L'ECTAA et l'ACAVE sont inquiets de la dérive


C'est un projet qui n'a pas (encore) fait les grands titres en France, mais qui suscite beaucoup d'interrogations de l'autre côté des Pyrénées. Un décret royal, surnommé "Big Brother du tourisme" veut obliger les agences de voyages, les hébergeurs et loueurs de voiture à livrer de force des informations sur les voyageurs qui entrent dans le pays et qui en sortent aussi...


Rédigé par le Mardi 26 Novembre 2024

Le digital a des bons côtés, à condition de ne pas être mis en de mauvaises mains.

En Chine, un pays fortement digitalisé, le gouvernement utilise les différents terminaux numériques pour surveiller la population, en donnant aux citoyens une note sociale.

En outre, de plus en plus d'entreprises se tournent vers des scénarios qui auraient assez facilement leur place dans le célèbre roman 1984 de George Orwell.

Le nouveau chapitre de la surveillance de masse vient de toucher l'Espagne. De l'autre côté des Pyrénées, le décret royal 933/2021 inquiète et interroge les professionnels du tourisme.

Il veut obliger les hébergeurs de tout type, les loueurs de voitures, les voyagistes et agents de voyages à fournir les données personnelles et sensibles de l'ensemble de voyageurs qui visiteront le pays.

L'ECTAA et l'ACAVE, l'équivalent des EDV locales, ont publié un communiqué conjoint dans lequel, ils expriment "leur profonde inquiétude face à cette nouvelle réglementation".


Big Brother du tourisme : un enjeu exclusivement sécuritaire

Même si le sénat et le parlement ont voté contre, demandant même au gouvernement d'abandonner le projet, ce dernier entrera en vigueur, le 2 décembre 2024.

Les données qui seront transmises directement par les hébergeurs au ministère de l'Intérieur, qui a écrit le texte, sont : nom et le prénom, le sexe, la pièce d'identité, la nationalité, la date de naissance, le lieu de résidence habituelle, les numéros de téléphone, l'e-mail, le nombre de voyageurs et le lien de parenté (dans le cas où l'un d'entre eux est sous le âge) et les données de transaction.
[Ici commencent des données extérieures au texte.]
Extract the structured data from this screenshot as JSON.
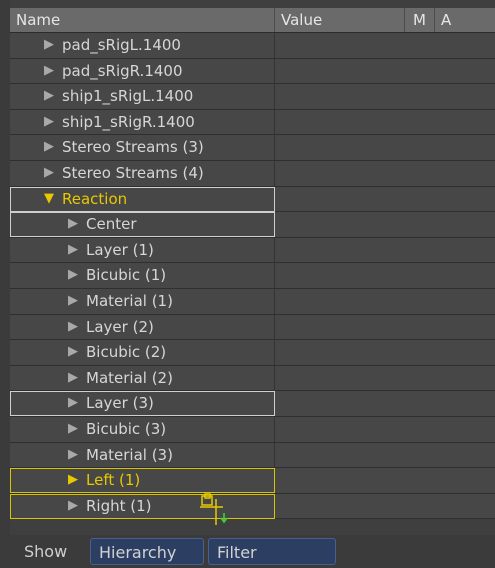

Au total, plus de 40 informations seront envoyées par les professionnels aux autorités, dont certaines sensibles et même au nombre de 60, pour les loueurs de voiture.

Pour les syndicats, il est temps de "sensibiliser le public et les voyageurs à la gravité de ce règlement, puisqu'ils seront les principales victimes de sa mise en œuvre."

L'enjeu du projet "Big Brother du tourisme" est exclusivement sécuritaire.

Grâce à ces nombreuses données, le ministère de l'Intérieur entend assurer la sécurité de la population. Cela rappelle aussi la mise en place de l'ETA au Royaume-Uni, visant à mieux contrôler les flux de visiteurs.

Big Brother du tourisme : la collecte peut "violer les lois de protection des données"

"L'étendue des données demandées est excessive et pourrait violer les règles de protection des données, le fameux RGPD européen.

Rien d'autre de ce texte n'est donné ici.